Il caso più insidioso è quello della carie secca (Serpula lacrymans, dry rot), un fungo capace di un comportamento che sorprende chiunque lo incontri per la prima volta: sviluppa filamenti miceliali (rizomorfe) spessi e capaci di trasportare attivamente acqua per diversi metri, anche attraverso muratura in mattoni o intonaco, per raggiungere e attaccare legno che si trova in condizioni apparentemente asciutte e lontano da qualunque fonte di umidità visibile. È il motivo per cui la carie secca, una volta insediata in un edificio storico, richiede spesso interventi di bonifica molto più estesi della semplice area visibilmente danneggiata: il fungo può già essersi propagato, invisibile, ben oltre il punto di infiltrazione originario.
Insetti xilofagi: dal tarlo comune al capricorno delle travi
Gli insetti xilofagi più comuni nelle strutture lignee europee sono il tarlo comune (Anobium punctatum), le cui larve scavano gallerie nel legno per anni prima di sfarfallare come adulti attraverso i tipici forellini di uscita da 1-2 mm — spesso il primo segno visibile di un'infestazione già in corso da tempo; e il capricorno delle case (Hylotrupes bajulus), le cui larve possono restare attive nel legno di conifera per 3-10 anni, causando danni strutturali significativi nelle travi di copertura prima di essere individuate. A differenza dei funghi, gli insetti xilofagi possono attaccare anche legno con umidità relativamente bassa, il che rende la sola gestione dell'umidità insufficiente come strategia preventiva unica: il monitoraggio periodico (ricerca di fori di sfarfallamento, rumore di rosura, polvere di rosura fresca) resta necessario anche in ambienti ben ventilati e asciutti.

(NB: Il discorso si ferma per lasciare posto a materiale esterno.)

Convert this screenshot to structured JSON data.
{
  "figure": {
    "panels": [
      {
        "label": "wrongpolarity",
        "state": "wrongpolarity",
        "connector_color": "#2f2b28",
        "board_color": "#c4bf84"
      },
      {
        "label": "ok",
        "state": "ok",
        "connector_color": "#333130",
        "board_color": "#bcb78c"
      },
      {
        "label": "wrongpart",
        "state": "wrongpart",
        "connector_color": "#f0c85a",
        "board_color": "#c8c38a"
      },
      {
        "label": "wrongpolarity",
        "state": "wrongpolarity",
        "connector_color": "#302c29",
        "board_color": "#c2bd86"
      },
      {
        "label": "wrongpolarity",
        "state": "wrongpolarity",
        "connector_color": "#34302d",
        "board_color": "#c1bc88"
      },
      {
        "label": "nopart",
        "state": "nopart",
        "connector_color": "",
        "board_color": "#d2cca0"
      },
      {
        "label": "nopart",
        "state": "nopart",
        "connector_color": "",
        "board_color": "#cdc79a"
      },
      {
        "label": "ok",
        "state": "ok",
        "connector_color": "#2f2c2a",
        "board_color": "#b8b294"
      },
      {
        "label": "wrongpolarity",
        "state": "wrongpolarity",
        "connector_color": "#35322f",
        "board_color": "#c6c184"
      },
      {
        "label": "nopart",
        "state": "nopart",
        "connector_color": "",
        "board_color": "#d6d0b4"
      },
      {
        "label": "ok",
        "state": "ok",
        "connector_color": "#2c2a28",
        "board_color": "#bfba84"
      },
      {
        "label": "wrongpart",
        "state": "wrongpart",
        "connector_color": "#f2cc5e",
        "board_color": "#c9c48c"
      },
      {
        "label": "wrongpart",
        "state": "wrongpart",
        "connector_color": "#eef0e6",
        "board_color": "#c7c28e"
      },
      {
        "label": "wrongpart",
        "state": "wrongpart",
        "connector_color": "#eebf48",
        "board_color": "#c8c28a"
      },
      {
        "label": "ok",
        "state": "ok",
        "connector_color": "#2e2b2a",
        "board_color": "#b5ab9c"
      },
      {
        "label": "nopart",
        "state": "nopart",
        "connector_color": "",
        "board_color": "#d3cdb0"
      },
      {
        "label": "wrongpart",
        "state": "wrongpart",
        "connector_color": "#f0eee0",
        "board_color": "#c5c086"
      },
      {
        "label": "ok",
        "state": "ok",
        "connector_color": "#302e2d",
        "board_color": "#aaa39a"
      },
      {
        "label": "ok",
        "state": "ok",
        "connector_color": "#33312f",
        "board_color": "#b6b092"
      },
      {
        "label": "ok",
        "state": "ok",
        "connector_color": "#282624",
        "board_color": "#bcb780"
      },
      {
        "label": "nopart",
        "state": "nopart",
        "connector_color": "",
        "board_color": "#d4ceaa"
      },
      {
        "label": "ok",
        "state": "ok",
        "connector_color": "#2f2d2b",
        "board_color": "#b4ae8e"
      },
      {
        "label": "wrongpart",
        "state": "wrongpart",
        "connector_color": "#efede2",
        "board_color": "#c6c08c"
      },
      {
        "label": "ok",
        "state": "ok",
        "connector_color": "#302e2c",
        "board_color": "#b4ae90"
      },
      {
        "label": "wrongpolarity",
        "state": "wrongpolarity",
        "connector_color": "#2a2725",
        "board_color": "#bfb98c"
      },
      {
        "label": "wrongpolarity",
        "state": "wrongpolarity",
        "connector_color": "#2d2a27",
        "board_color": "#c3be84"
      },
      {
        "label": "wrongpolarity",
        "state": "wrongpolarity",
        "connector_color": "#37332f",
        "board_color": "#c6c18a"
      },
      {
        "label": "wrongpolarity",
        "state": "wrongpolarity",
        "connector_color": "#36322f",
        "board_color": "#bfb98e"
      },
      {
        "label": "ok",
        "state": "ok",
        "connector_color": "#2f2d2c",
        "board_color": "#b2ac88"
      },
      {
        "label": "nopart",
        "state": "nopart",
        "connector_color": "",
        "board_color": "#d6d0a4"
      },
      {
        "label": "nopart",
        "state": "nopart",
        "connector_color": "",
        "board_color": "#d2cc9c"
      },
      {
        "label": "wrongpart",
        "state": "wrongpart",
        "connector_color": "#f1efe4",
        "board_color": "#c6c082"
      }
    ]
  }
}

Il fuoco: percezione contro calcolo ingegneristico
La percezione pubblica associa il legno a un rischio di incendio superiore a quello di calcestruzzo e acciaio — un'intuizione comprensibile ma tecnicamente fuorviante quando si parla di elementi strutturali massivi (non di legno sottile o di rivestimenti leggeri). Il legno massiccio e i prodotti ingegnerizzati come GLULAM e CLT bruciano in superficie a una velocità nota e costante — circa 0,7 mm/min per l'abete — formando uno strato carbonizzato che, per la sua bassa conducibilità termica, isola termicamente il nucleo interno ancora integro. Questo comportamento è talmente prevedibile da poter essere dimensionato a tavolino: una sezione sovradimensionata di 40 mm rispetto al minimo strutturale garantisce circa un'ora di resistenza al fuoco (REI 60) in modo passivo, senza alcun trattamento aggiuntivo. Una trave d'acciaio non protetta, al contrario, perde il 50% della propria resistenza già a 500°C e può collassare improvvisamente in pochi minuti di esposizione diretta alle fiamme, senza il preavviso "leggibile" della carbonizzazione superficiale del legno.
Questo non significa che il legno sia esente da rischi in incendio — significa che il rischio va valutato con il calcolo ingegneristico specifico (Eurocodice 5, parte fuoco EN 1995-1-2), non con l'intuizione. Il dibattito normativo più acceso riguarda oggi l'"incapsulamento": se e quanto le superfici in legno a vista negli edifici alti debbano essere rivestite con materiali non combustibili, un tema affrontato con cautela crescente dopo il rogo della Torre Grenfell di Londra (2017, non una struttura in legno ma un episodio che ha innescato una revisione generale delle normative antincendio britanniche) e oggetto di test specifici su edifici CLT multipiano in Regno Unito e Stati Uniti negli anni successivi.